I shoved out a sigh. “She knows more than she’s admitted to the police. I don’t think Tanner’s secrets were that secret from her.” I flexed my fingers. “Tiffany thought she heard the two of them arguing at the diner. Lynn said she was tired of helping Tanner with his ‘shit.’”

“Tiffany is dead, and anything she told you about something she overheard ten years ago will be torn apart in court. She was an addict, and right now you have every reason to lie.”

I shook my head. “I didn’t hurt Lynn or Tiffany.”

Luke’s gaze narrowed into a hawkish glare. “This won’t work if you lie to me. The first sniff I have of a lie, I’m leaving.”

I raised my chin. “I’m not lying.”

He stared through the glass for a long moment, the silence interrupted only by the closing of a hallway door and the tapping of my foot. As physically close as Luke was, the glass, coupled with his cool demeanor, wedged miles between us.

“Margo is Della,” I said. “Della was smart, cunning. And not above shattering the rules to get what she wanted.”
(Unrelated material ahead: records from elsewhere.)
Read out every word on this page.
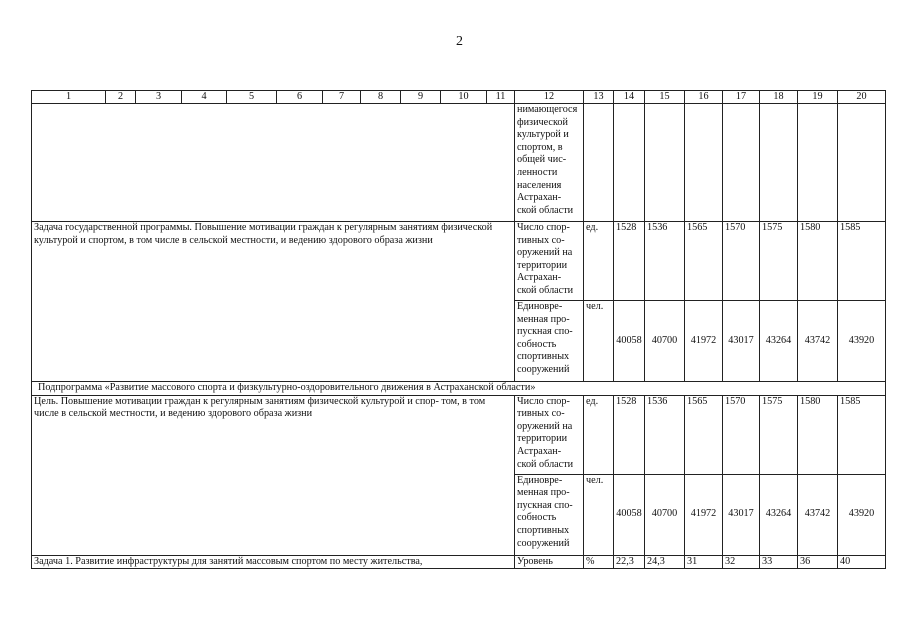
2
1	2	3	4	5	6	7	8	9	10	11	12	13	14	15	16	17	18	19	20
											нимающегося физической культурой и спортом, в общей чис- ленности населения Астрахан- ской области								
Задача государственной программы. Повышение мотивации граждан к регулярным занятиям физической культурой и спортом, в том числе в сельской местности, и ведению здорового образа жизни											Число спор- тивных со- оружений на территории Астрахан- ской области	ед.	1528	1536	1565	1570	1575	1580	1585
											Единовре- менная про- пускная спо- собность спортивных сооружений	чел.	40058	40700	41972	43017	43264	43742	43920
Подпрограмма «Развитие массового спорта и физкультурно-оздоровительного движения в Астраханской области»																			
Цель. Повышение мотивации граждан к регулярным занятиям физической культурой и спор- том, в том числе в сельской местности, и ведению здорового образа жизни											Число спор- тивных со- оружений на территории Астрахан- ской области	ед.	1528	1536	1565	1570	1575	1580	1585
											Единовре- менная про- пускная спо- собность спортивных сооружений	чел.	40058	40700	41972	43017	43264	43742	43920
Задача 1. Развитие инфраструктуры для занятий массовым спортом по месту жительства,											Уровень	%	22,3	24,3	31	32	33	36	40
“Margo is a decorated police officer.”

“Who specialized in human trafficking and assaults. Going after criminals like Tanner must have helped her get some sense of revenge against the man who hurt her. Go back and look at her cases. She told me how much she enjoyed watching a human trafficker suffer. There could be complaints against her buried under the arrest records.”

“I’ll dig into her file. But you understand how this all sounds, right?”

“Her mannerisms, her sense of humor, and her lack of boundaries—it’s all Della. I know I’m right.”

“Why is she back?”

“Unfinished business. What business, I don’t know exactly.”

His gaze held mine for a long moment. “I’ll arrange bail. It might take time.”

“Okay. Thank you.”

His gaze lingered, and I could see the scrutiny. He was wondering if he’d been played. He was wise to worry. I’d learned so many tricks from Della.

Luke shook his head slowly before he rose and left.